Depois de assegurar o automóvel e de efectuar as primeiras perguntas, os agentes devolveram os três jovens de 12 anos às respectivas famílias. As crianças não ficam, portanto, em detenção e deixam o local da intervenção com os pais. Ainda assim, o caso está longe de estar encerrado.

As autoridades anunciaram que os menores serão novamente chamados mais tarde. Também a actuação dos pais - em particular do pai cujo carro foi utilizado - será analisada do ponto de vista jurídico. Mesmo sem acidente, desobedecer à ordem de paragem da polícia constitui uma infracção séria.

Um episódio deste género pode ter consequências penais, de responsabilidade civil e de direito da família - mesmo quando ninguém acaba ferido.

Que sanções podem atingir menores e “condução sem carta”

Do ponto de vista legal, o condutor de 12 anos é penalmente inimputável. Ainda assim, as autoridades investigam este tipo de comportamento com atenção, para avaliar riscos futuros. Em paralelo, podem surgir questões de natureza civil: quem responde por eventuais danos no automóvel ou noutros veículos, caso algo tivesse corrido mal?

Em situações semelhantes, são frequentes medidas como:

  • medidas educativas e conversas com os serviços de juventude
  • maior acompanhamento por parte da Segurança Social / protecção de menores
  • processos por incumprimento do dever de vigilância contra os encarregados de educação
  • questões relacionadas com o veículo e com o seguro, como pedidos de reembolso por parte da seguradora

Mesmo a simples ameaça destas medidas pode servir de alerta às famílias quando as crianças tendem para actos arriscados.

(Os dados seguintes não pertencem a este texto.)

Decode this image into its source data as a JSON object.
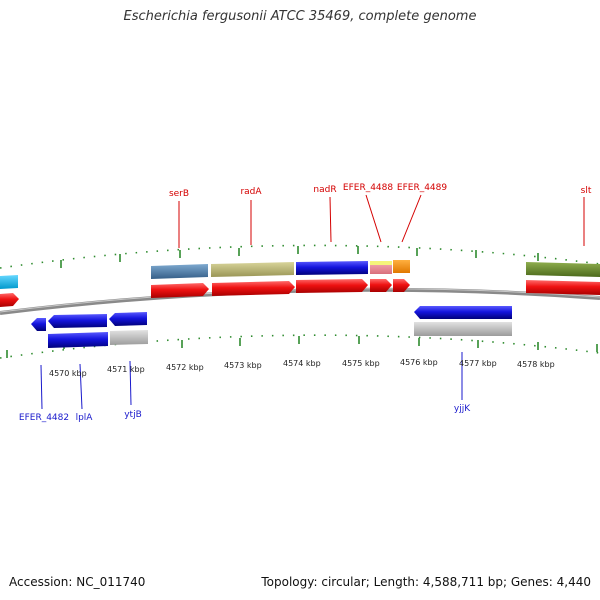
{
  "title": "Escherichia fergusonii ATCC 35469, complete genome",
  "footer": {
    "accession": "Accession: NC_011740",
    "summary": "Topology: circular; Length: 4,588,711 bp; Genes: 4,440"
  },
  "axis": {
    "ticks": [
      "4570 kbp",
      "4571 kbp",
      "4572 kbp",
      "4573 kbp",
      "4574 kbp",
      "4575 kbp",
      "4576 kbp",
      "4577 kbp",
      "4578 kbp"
    ]
  },
  "labels_top": [
    "serB",
    "radA",
    "nadR",
    "EFER_4488",
    "EFER_4489",
    "slt"
  ],
  "labels_bottom": [
    "EFER_4482",
    "lplA",
    "ytjB",
    "yjjK"
  ],
  "colors": {
    "forward_cds": "#ee1111",
    "reverse_cds": "#1a1acc",
    "tick": "#2e8b2e",
    "backbone": "#8a8a8a",
    "label_top": "#d40000",
    "label_bottom": "#1a1acc"
  }
}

Como os pais podem evitar estas escapadelas

Muitos pais e mães perguntam-se nestes casos: o meu filho também seria capaz de fazer algo assim? Garantia absoluta não existe. Ainda assim, há algumas formas de reduzir bastante o risco.

São úteis, por exemplo, regras claras sobre chaves do carro e utilização do veículo:

  • não deixar as chaves à vista, guardando-as fora do alcance
  • explicar desde cedo às crianças o que um veículo pode causar
  • reagir de forma firme quando as crianças «brincam» com ignições ou chaves
  • falar regularmente sobre as consequências de conduções ilegais

Ao mesmo tempo, vale a pena manter uma conversa aberta sobre redes sociais. As crianças devem perceber que um vídeo não é um brinquedo, mas algo que deixa marcas - jurídicas e sociais. Quem publica uma condução perigosa, em caso de dúvida, fornece à polícia e aos tribunais as provas de imediato.

Porque é que crianças ao volante representam um risco impossível de calcular

Do ponto de vista da psicologia do trânsito, a conclusão é clara: crianças de 12 anos não estão preparadas para a complexidade da circulação rodoviária. Avaliam distâncias de forma diferente, reagem mais devagar e distraem-se com facilidade. Em situações de stress, tendem a ficar bloqueadas ou a agir de forma quase em pânico.

Numa fuga à polícia, somam-se outros factores: adrenalina, medo das consequências e vontade de não ser «apanhado». Esta mistura consegue levar até adultos a más decisões - em crianças, torna-se perigosíssima.

O caso de Harnes mostra, por isso, não apenas uma história invulgar, mas também um limite que deveria ser inamovível: crianças não pertencem a um volante. Nem um vídeo de bravata, nem um suposto momento «fixe» nas redes justifica o risco criado por uma acção destas.